Holography in the de Sitter static patch

Also Diego Hofman can carry out his project entitled 'Holography in the de Sitter static patch' with a PhD student and a postdoc, along with a 34 thousand euro material budget.

Project summary: In recent years holography has become the most important tool to understand the meaning of a quantum theory of gravity.  This approach is based in the unexpected duality between gravitational theories and simpler quantum mechanical models formulated in lower dimensional holographic screens. While holography in anti-de Sitter (AdS) space-times is rather well understood at this stage, we currently lack a basic picture of what it means in non-AdS space times. This is a crucial question in quantum gravity for cosmological setups, as we seem to live in a universe with a positive cosmological constant that will be asymptotically de Sitter (dS) in the far future as was also in the far past during the inflationary period.

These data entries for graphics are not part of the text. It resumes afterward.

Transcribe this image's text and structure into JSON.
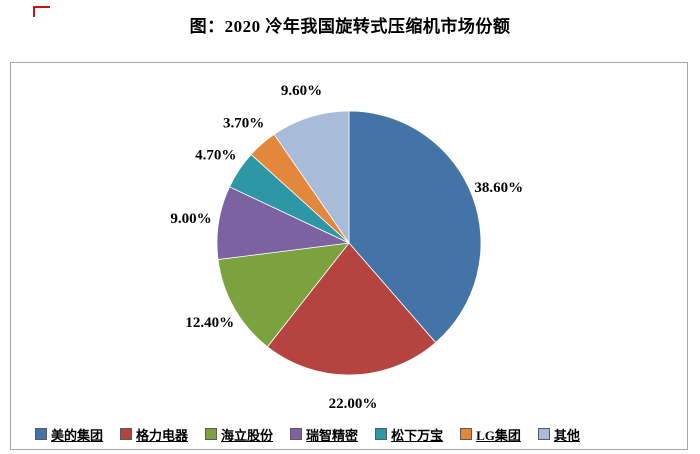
{
  "header": {
    "title": "图：2020 冷年我国旋转式压缩机市场份额"
  },
  "chart_data": {
    "type": "pie",
    "title": "图：2020 冷年我国旋转式压缩机市场份额",
    "unit": "percent",
    "start_angle_deg": 0,
    "direction": "clockwise",
    "legend_position": "bottom",
    "slices": [
      {
        "label": "美的集团",
        "value": 38.6,
        "display": "38.60%",
        "color": "#4473A8"
      },
      {
        "label": "格力电器",
        "value": 22.0,
        "display": "22.00%",
        "color": "#B5433F"
      },
      {
        "label": "海立股份",
        "value": 12.4,
        "display": "12.40%",
        "color": "#7BA23F"
      },
      {
        "label": "瑞智精密",
        "value": 9.0,
        "display": "9.00%",
        "color": "#7C62A1"
      },
      {
        "label": "松下万宝",
        "value": 4.7,
        "display": "4.70%",
        "color": "#2D97A5"
      },
      {
        "label": "LG集团",
        "value": 3.7,
        "display": "3.70%",
        "color": "#E2873C"
      },
      {
        "label": "其他",
        "value": 9.6,
        "display": "9.60%",
        "color": "#A8BCD9"
      }
    ]
  }
}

Some universal properties of black hole horizons point towards the existence of a more general holographic principle. This fact is particularly relevant in the case of dS space-time. We, as local observers in dS, can only observe the region called the static patch, which is surrounded by a cosmological horizon. The properties of this horizon are very similar to those of black holes and have been successfully attacked through the use of holographic techniques.

In this project, Hofman and his team will investigate a concrete proposal to extend the holographic principle to the static patch of dS space-time. This line of research has acquired great importance given the recent results by the BICEP2 collaboration that suggests the importance of understanding gravity in the quantum regime during the inflationary period.

FOM 'projectruimte'

The Projectruimte is one of the grant instruments that FOM has to fund physics research. The Projectruimte makes it possible to realise small-scale projects of fundamental research with an innovative character and a demonstrable scientific, industrial or societal urgency.

On 10 June 2014, the Executive Board of the FOM Foundation decided to award five proposals in the FOM-Projectruimte. A total of 2.1 million euros has been awarded to the projects.